What got under my skin this morning is the man’s assumption that I am a moron. How else can you explain the nonsense he asks me to accept?
He is going to cut taxes (especially for the rich) – and balance the budget. Indeed, I’ve heard him invite listeners to look him in the eye while he promised “no new taxes.” Don’t you need revenues to balance a budget? Where would those revenues come from if not from taxes? Furthermore, he will “never surrender” in Iraq, which is costing American taxpayers about $10 billion a month, yet he will pay off the deficit. You can do the math, right? Do his figures make sense to you?
He is going to improve America’s health care by eliminating employee benefits and enriching health-care companies. Gee, thanks Mac. That’s going to be a real boon to America’s working families (not!). He is going to put money in the pockets of working Americans by subsidizing oil companies and reducing corporate taxes. (What is that? The same trickle-down baloney we’ve heard time and again but have never seen actually work?)
He is “bipartisan” and will put his country before his party, yet, according to AP writer Liz Sidoti, who covered his speech at the Republican Convention last night, “even as he preached bipartisanship, McCain served up Republican dogma to the willing crowd, on abortion, taxes, national security, oil drilling.”
And apparently McCain can’t see the irony in calling for an end to “constant partisan rancor” in the same speech that he shoots barbs at his Democratic opponent. Here’s Sidoti’s report:
For all his talk of reaching across the aisle, McCain got in his jabs at Obama. After all, there are only two months until Election Day. He said Obama would raise taxes, close markets, increase government spending, eliminate jobs. He criticized Obama on energy, health care, and education policies. The audience was clearly hungry for it: They booed Obama after every criticism….
Perhaps the Republican’s sharpest hit came without even a mention of his Democratic rival.
“I’m not running for president because I think I’m blessed with such personal greatness that history has anointed me to save our country in its hour of need,” McCain mocked. “My country saved me. My country saved me, and I cannot forget it. And I will fight for her for as long as I draw breath, so help me God.”
McCain has cast Obama as a presumptuous candidate, and his campaign has likened the Democrat to a would-be messiah.
The Arizona senator also issued a warning “to the old, big-spending, do-nothing, me-first, country-second Washington crowd: Change is coming.” That, too, was an indirect Obama reference. McCain has suggested his Democratic rival puts personal ambition above the country.

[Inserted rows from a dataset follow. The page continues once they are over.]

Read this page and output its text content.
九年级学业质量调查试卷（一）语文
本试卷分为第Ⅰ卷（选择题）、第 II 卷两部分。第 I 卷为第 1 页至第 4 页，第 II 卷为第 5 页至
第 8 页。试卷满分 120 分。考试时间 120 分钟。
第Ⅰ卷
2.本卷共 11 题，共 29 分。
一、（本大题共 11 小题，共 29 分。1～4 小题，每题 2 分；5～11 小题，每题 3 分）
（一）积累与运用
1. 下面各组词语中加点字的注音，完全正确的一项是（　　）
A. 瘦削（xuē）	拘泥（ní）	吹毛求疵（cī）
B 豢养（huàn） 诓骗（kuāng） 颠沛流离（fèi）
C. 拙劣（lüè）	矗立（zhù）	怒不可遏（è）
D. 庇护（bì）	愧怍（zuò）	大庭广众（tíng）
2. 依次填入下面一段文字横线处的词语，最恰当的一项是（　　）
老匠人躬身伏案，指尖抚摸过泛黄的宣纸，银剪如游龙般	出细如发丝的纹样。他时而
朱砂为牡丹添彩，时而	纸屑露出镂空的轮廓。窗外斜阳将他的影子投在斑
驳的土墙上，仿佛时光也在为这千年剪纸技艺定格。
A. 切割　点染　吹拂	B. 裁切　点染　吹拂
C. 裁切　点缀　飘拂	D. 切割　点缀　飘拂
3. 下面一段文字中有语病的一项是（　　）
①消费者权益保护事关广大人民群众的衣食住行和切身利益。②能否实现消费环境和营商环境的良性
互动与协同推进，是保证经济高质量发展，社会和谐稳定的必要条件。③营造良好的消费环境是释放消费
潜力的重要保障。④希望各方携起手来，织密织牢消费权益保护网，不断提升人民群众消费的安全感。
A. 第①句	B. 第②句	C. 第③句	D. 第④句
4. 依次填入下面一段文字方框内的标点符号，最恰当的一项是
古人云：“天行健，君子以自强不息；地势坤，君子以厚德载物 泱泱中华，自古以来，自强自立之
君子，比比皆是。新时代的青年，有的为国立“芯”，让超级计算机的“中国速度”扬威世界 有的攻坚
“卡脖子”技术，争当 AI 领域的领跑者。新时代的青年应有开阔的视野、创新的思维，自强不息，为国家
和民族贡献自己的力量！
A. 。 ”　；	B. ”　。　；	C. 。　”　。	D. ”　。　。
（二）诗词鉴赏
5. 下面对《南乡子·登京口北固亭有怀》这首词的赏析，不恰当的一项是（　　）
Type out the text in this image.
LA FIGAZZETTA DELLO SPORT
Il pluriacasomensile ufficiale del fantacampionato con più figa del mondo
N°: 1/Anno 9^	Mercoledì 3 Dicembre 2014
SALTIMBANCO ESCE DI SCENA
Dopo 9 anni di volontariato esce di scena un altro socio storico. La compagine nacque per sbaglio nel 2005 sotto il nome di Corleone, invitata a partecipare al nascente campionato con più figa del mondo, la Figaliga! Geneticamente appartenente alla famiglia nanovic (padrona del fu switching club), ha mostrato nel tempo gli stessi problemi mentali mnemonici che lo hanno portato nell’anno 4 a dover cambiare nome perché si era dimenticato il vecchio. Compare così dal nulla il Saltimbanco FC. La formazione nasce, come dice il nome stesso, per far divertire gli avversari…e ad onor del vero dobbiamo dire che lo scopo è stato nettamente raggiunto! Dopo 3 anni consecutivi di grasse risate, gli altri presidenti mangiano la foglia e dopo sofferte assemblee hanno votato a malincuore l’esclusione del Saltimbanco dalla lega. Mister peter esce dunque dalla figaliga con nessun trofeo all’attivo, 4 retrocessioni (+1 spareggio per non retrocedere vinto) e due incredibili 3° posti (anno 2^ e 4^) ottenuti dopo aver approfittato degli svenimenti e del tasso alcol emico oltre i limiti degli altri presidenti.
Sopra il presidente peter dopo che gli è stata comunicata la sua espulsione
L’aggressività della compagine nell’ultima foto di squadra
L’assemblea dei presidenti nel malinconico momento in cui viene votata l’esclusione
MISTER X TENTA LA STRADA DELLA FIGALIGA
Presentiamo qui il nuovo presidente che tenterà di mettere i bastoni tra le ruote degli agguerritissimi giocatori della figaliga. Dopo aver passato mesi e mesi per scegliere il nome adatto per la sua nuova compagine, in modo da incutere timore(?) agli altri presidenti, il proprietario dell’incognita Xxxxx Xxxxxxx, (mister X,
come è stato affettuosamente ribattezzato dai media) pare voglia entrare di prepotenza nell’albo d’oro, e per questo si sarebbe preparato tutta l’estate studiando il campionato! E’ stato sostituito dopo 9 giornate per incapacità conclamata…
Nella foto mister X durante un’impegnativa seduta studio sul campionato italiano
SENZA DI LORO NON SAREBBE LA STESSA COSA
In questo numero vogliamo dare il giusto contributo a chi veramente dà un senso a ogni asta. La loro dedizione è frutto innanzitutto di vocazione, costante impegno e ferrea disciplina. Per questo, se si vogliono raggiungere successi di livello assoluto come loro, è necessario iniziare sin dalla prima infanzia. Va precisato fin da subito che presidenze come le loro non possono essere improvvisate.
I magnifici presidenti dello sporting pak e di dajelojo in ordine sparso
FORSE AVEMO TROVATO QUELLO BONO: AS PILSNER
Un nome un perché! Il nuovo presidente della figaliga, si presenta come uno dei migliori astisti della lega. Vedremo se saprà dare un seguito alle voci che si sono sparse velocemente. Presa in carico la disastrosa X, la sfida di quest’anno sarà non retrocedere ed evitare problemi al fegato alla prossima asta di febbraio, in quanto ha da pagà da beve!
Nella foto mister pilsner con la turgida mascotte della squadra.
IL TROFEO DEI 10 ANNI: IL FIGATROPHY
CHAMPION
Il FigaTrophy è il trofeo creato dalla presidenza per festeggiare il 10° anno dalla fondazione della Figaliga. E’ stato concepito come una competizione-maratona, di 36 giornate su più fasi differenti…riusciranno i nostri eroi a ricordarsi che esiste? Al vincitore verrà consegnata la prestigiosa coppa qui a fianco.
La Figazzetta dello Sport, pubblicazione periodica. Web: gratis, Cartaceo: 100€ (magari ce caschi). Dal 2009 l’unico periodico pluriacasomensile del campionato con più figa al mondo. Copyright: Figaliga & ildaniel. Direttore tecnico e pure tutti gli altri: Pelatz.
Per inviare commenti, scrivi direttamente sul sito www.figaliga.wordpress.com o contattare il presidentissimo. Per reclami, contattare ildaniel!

If that’s not “partisan rancor,” what is? McCain claims that he is not a Republican or a Democrat in one breath yet promises in the next breath: “Let there be no doubt, my friends, we’re going to win this election.” We? Could that be the Republican Party whose delegates he was addressing? How “partisan” is that?
While McCain’s clumsy con game annoys me, that’s not what frightens me most about the old coot. It’s his reckless disregard that makes my hair stand on end. No, I don’t mean his impulsive last-minute choice of a “hockey mom” from Alaska as his running mate. That’s more comical than scary. What’s really scary is his hair-trigger temper and bellicose posturing.
Did you catch that promise to “fight for (America) as long as I draw breath, so help me God”? The old guy is itching for a fight. He is eager to “bomb, bomb, bomb” Iran, to stay in Iraq for a hundred years if necessary, to take up arms against Russia in defense of Georgia.
“We are all Georgians today,” he declared (erroneously, of course – not to mention presumptuously) when Russia invaded its neighbor. This is the same guy who had such a chip on his shoulder as a kid that he was known as “Punk,” who earned a reputation for irascibility in the Senate, who frequently spats with reporters.
At 72 years old, he probably sees a promise of going out in style while the world is engulfed in war. So what if thousands of young Americans march into battle, to be slaughtered or maimed? That vision must look glorious to an old war horse like McCain. But it chills me to the bone.